No. 27, 37, 21, 26, 24
- Position: Safety

Personal information
- Born: January 20, 1988 (age 38) West Palm Beach, Florida, U.S.
- Listed height: 5 ft 10 in (1.78 m)
- Listed weight: 200 lb (91 kg)

Career information
- High school: Palm Beach Gardens Community (Palm Beach Gardens, Florida)
- College: South Carolina
- NFL draft: 2009: undrafted

Career history
- New York Jets (2009)*; Tampa Bay Buccaneers (2009–2010)*; New York Jets (2010)*; Hartford Colonials (2010); New York Jets (2010–2011); Baltimore Ravens (2011–2012); Orlando Predators (2015–2016); Tampa Bay Storm (2017)*;
- * Offseason and/or practice squad member only

Awards and highlights
- Super Bowl champion (XLVII); 2× Second-team All-SEC (2007, 2008); Freshman All-SEC (2006);

Career NFL statistics
- Total tackles: 10
- Forced fumbles: 1
- Stats at Pro Football Reference

Career Arena League statistics
- Total tackles: 130.5
- Forced fumbles: 3
- Pass deflections: 14
- Interceptions: 4
- Stats at ArenaFan.com

= Emanuel Cook =

American football player (born 1988)

Emanuel Cook (born January 20, 1988) is an American former professional football player who was a safety in the National Football League (NFL). He played college football for the South Carolina Gamecocks and was signed by the New York Jets as an undrafted free agent in 2009. Cook was also a member of the Tampa Bay Buccaneers, Hartford Colonials, and Baltimore Ravens.

==Early life==
Cook graduated from Palm Beach Gardens Community High School where he rushed for 2,027 yards and 27 touchdowns as a senior and was recognized as the South Florida Sun-Sentinel Player of the Year for large schools. He led his team to the Class 6A state title as a senior, marking the first state championship in school history. Cook ran for 373 yards and five touchdowns in a game against Atlantic, busted a 99-yard run vs. Lake Worth in the playoffs, and rushed for 243 yards and four scores in the state title game.

==College career==
In 2008 Cook was the team's leading tackler but was declared academically ineligible for the Outback Bowl. His 2008 totals were 97 tackles (62 solo) and one interception. In 2007, he earned second-team All-SEC honors by the SEC coaches, the Associated Press, and Rivals.com. He led the team with 92 tackles, including 77 solos, including eight for losses. He also had 4 sacks, 3 interceptions, 5 passes broken up and forced 2 fumbles. In 2006, he earned freshman All-SEC honors by both the league's coaches and the Sporting News and tied for third on the team in tackles with 47, including 40 solo stops and five tackles for loss, despite playing only 10 games.

==Professional career==
===Pre-draft===

Pre-draft measurables
| Height | Weight | 40-yard dash | Vertical jump | Broad jump | Bench press |
| 5 ft 10 in (1.78 m) | 197 lb (89 kg) | 4.57 s | 35 in (0.89 m) | 9 ft 8 in (2.95 m) | 18 reps |
All values from NFL Combine.

===New York Jets===
Cook was signed by the New York Jets as an undrafted free agent and then released prior to the 2009 NFL season.

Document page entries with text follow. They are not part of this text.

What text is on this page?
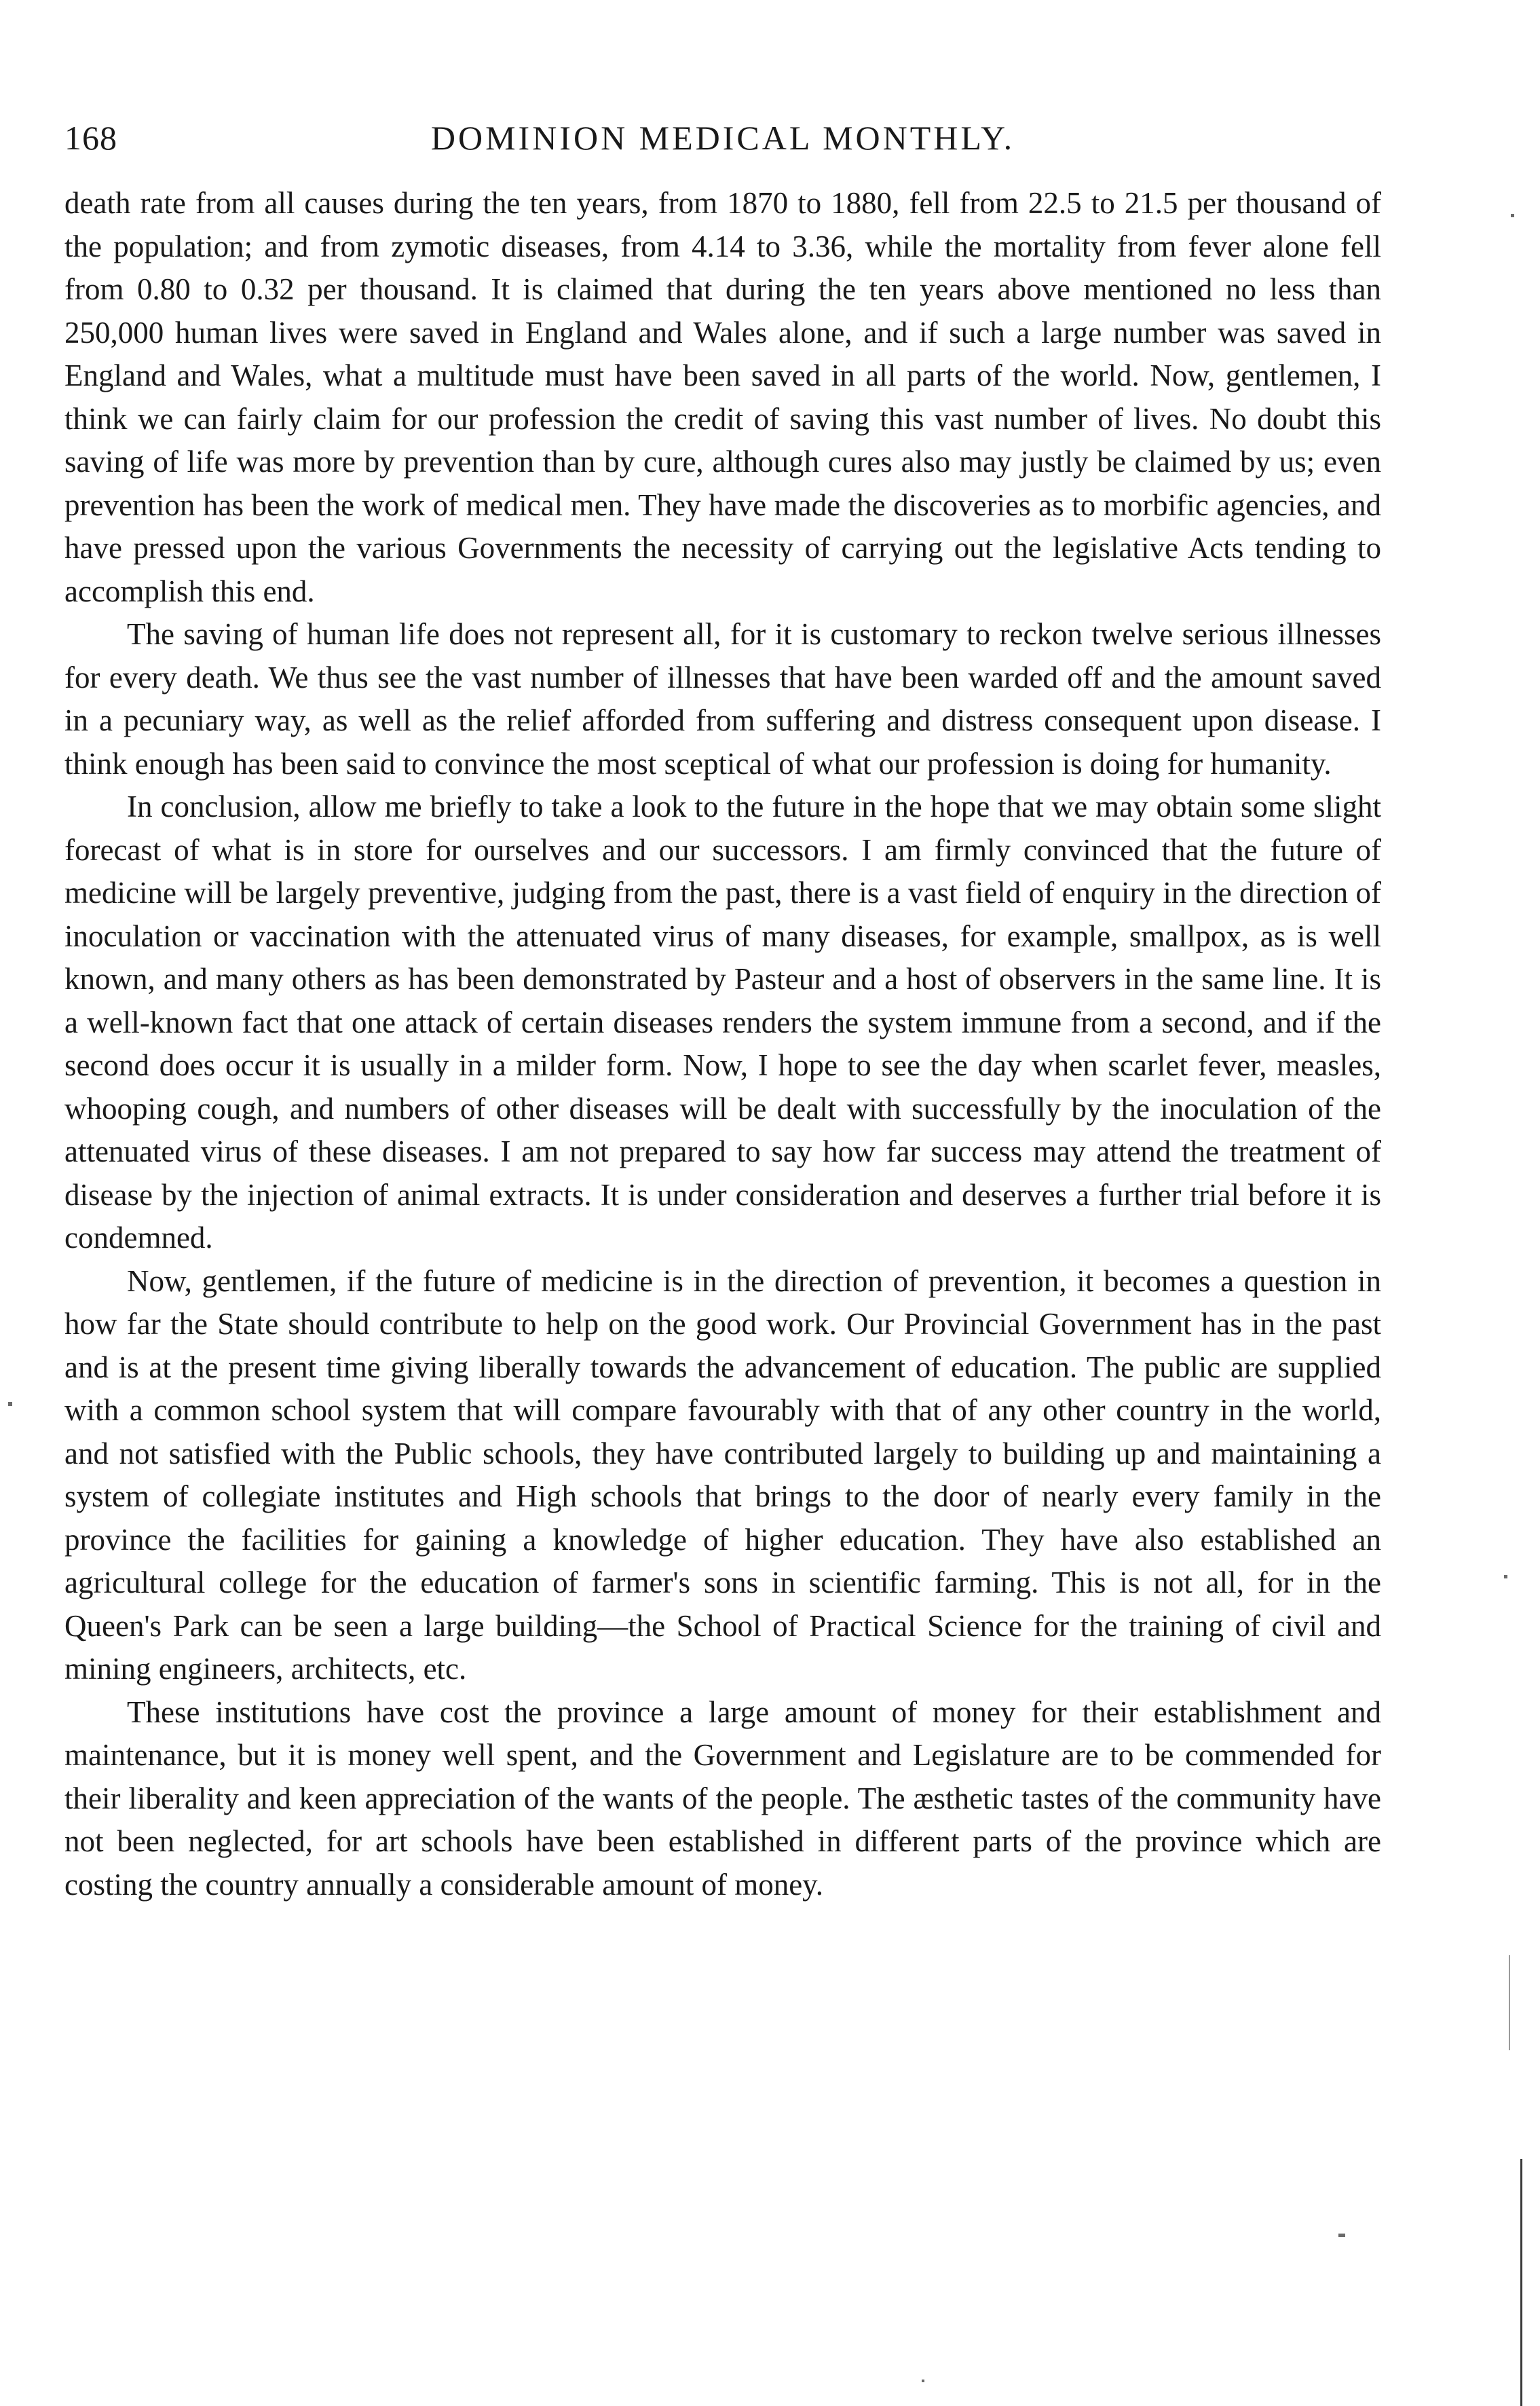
168	DOMINION MEDICAL MONTHLY.

death rate from all causes during the ten years, from 1870 to 1880, fell from 22.5 to 21.5 per thousand of the population; and from zymotic diseases, from 4.14 to 3.36, while the mortality from fever alone fell from 0.80 to 0.32 per thousand. It is claimed that during the ten years above mentioned no less than 250,000 human lives were saved in England and Wales alone, and if such a large number was saved in England and Wales, what a multitude must have been saved in all parts of the world. Now, gentlemen, I think we can fairly claim for our profession the credit of saving this vast number of lives. No doubt this saving of life was more by prevention than by cure, although cures also may justly be claimed by us; even prevention has been the work of medical men. They have made the discoveries as to morbific agencies, and have pressed upon the various Governments the necessity of carrying out the legislative Acts tending to accomplish this end.

The saving of human life does not represent all, for it is customary to reckon twelve serious illnesses for every death. We thus see the vast number of illnesses that have been warded off and the amount saved in a pecuniary way, as well as the relief afforded from suffering and distress consequent upon disease. I think enough has been said to convince the most sceptical of what our profession is doing for humanity.

In conclusion, allow me briefly to take a look to the future in the hope that we may obtain some slight forecast of what is in store for ourselves and our successors. I am firmly convinced that the future of medicine will be largely preventive, judging from the past, there is a vast field of enquiry in the direction of inoculation or vaccination with the attenuated virus of many diseases, for example, smallpox, as is well known, and many others as has been demonstrated by Pasteur and a host of observers in the same line. It is a well-known fact that one attack of certain diseases renders the system immune from a second, and if the second does occur it is usually in a milder form. Now, I hope to see the day when scarlet fever, measles, whooping cough, and numbers of other diseases will be dealt with successfully by the inoculation of the attenuated virus of these diseases. I am not prepared to say how far success may attend the treatment of disease by the injection of animal extracts. It is under consideration and deserves a further trial before it is condemned.

Now, gentlemen, if the future of medicine is in the direction of prevention, it becomes a question in how far the State should contribute to help on the good work. Our Provincial Government has in the past and is at the present time giving liberally towards the advancement of education. The public are supplied with a common school system that will compare favourably with that of any other country in the world, and not satisfied with the Public schools, they have contributed largely to building up and maintaining a system of collegiate institutes and High schools that brings to the door of nearly every family in the province the facilities for gaining a knowledge of higher education. They have also established an agricultural college for the education of farmer's sons in scientific farming. This is not all, for in the Queen's Park can be seen a large building—the School of Practical Science for the training of civil and mining engineers, architects, etc.

These institutions have cost the province a large amount of money for their establishment and maintenance, but it is money well spent, and the Government and Legislature are to be commended for their liberality and keen appreciation of the wants of the people. The æsthetic tastes of the community have not been neglected, for art schools have been established in different parts of the province which are costing the country annually a considerable amount of money.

===Tampa Bay Buccaneers===
Cook was signed to the Tampa Bay Buccaneers' practice squad on November 11, 2009. On January 5, 2010, he was signed to a reserve/future contract. He was waived on June 18.

===New York Jets (second stint)===
Cook was re-signed by the New York Jets on July 29, 2010. Cook was then waived by the team on September 3, 2010.

===Hartford Colonials===
Cook was signed by the Hartford Colonials of the United Football League on September 16, 2010.

===New York Jets (third stint)===
Cook was re-signed by the Jets on December 8, 2010 to a three-year contract following injuries to safeties Jim Leonhard and James Ihedigbo. Cook was waived on November 28, 2011.

===Baltimore Ravens===
Cook was claimed off waivers by the Baltimore Ravens on November 29, 2011.

===Orlando Predators===
On April 28, 2015, Cook was assigned to the Orlando Predators of the Arena Football League. On January 5, 2016, Cook was placed on recallable reassignment. On March 30, 2016, Cook was assigned to the Predators once again.

===Tampa Bay Storm===
On October 14, 2016, Cook was assigned to the Tampa Bay Storm in the dispersal draft.